A district court in Tromsø, Norway, has acquitted Andrei Yakunin, son of former Russian Railways head Vladimir Yakunin, reported Norwegian media outlet NRK.
Yakunin, who has Russian and British citizenship, was accused of launching a drone on Norwegian territory, which is prohibited to Russian citizens due to sanctions.
According to reporting by The Guardian, at least seven Russians have been arrested for flying drones in Norway since the country tightened controls around Russians taking photographs of critical infrastructure. Jonas Gahr Store, the Norwegian president, has blamed foreign intelligence for drone sightings at offshore oil and gas fields and Norwegian airports. “It is not acceptable that foreign intelligence is flying drones over Norwegian airports. Russians are not allowed to fly drones in Norway,” he said.
Yakunin, who founded a private equity fund in London in 2006, claimed that he was using the drone to spot polar bears and potential avalanches on an expedition in Svalbard, an archipelago in the Arctic Ocean. In court, Yakunin said he was unaware of the drone ban and considered himself mostly associated with Britain, not Russia. The prosecution demanded that Yakunin be kept in custody for 120 days.
“The court finds that the EU sanctions against aviation are intended to affect general aviation with manned aircraft. This also applies to drones, which must be registered and subject to other air traffic regulations. Small drones, as in this case, are not subject to the sanctions rules,” the court wrote in the ruling.
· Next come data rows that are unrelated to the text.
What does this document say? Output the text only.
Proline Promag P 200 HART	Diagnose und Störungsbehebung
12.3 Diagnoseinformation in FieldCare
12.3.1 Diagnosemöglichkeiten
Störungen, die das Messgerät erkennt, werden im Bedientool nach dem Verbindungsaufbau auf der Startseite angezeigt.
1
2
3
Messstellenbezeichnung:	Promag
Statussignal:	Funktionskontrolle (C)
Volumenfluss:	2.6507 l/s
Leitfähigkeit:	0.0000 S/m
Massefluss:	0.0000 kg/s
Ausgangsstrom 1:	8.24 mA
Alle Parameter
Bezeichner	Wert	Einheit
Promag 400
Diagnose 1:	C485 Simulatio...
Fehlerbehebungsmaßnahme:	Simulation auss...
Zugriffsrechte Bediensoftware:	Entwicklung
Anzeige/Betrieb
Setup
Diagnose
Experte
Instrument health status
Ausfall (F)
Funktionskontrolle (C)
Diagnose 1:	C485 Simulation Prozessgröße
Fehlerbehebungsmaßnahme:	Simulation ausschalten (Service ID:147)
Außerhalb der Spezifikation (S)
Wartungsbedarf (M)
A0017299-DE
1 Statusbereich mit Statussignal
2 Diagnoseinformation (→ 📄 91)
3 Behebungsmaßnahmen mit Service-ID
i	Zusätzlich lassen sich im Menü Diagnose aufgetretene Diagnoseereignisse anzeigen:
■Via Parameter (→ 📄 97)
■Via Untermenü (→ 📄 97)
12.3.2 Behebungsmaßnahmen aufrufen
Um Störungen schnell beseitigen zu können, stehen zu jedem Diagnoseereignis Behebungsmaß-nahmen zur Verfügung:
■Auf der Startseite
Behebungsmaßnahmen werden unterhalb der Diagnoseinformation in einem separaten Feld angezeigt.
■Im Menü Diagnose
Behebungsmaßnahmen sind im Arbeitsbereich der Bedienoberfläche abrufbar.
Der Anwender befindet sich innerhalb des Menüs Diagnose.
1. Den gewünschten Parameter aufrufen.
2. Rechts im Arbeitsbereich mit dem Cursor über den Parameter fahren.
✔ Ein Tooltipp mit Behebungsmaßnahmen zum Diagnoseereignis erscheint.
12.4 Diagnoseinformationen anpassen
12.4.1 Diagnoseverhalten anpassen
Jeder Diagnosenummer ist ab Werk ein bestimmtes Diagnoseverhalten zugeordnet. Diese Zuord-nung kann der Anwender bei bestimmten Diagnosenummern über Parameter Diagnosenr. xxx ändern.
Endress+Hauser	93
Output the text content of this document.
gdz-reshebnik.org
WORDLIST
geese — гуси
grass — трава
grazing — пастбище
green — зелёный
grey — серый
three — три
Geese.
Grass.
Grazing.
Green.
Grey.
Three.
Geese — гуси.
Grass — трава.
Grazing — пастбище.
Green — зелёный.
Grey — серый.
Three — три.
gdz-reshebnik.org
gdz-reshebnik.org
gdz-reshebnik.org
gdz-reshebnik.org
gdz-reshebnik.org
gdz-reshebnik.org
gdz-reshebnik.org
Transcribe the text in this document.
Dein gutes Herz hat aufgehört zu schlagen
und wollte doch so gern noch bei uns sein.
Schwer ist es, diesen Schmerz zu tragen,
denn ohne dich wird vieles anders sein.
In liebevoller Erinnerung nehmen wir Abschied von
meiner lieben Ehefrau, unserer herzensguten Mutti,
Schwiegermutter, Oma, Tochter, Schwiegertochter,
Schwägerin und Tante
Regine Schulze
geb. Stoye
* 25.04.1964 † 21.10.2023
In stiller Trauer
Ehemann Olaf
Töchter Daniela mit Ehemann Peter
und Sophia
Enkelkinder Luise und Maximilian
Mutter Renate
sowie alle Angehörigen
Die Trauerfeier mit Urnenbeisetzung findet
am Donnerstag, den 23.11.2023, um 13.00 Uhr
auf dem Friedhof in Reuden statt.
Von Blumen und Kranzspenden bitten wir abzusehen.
Prosecutor Kristin Røhne told NRK that the decision would be appealed to the district court:
“If the district court's decision becomes final, it will mean that the other four court orders are reversed. That's why it's important to get legal clarification on this issue.”
His yacht was raided in Hammerfest, northern Norway, by Norwegian police who seized drones and electronic devices on October 17. Yakunin was detained and kept in custody for two weeks. On October 27, he was released as the court agreed with the defense that Yakunin's actions did not constitute a criminal offense.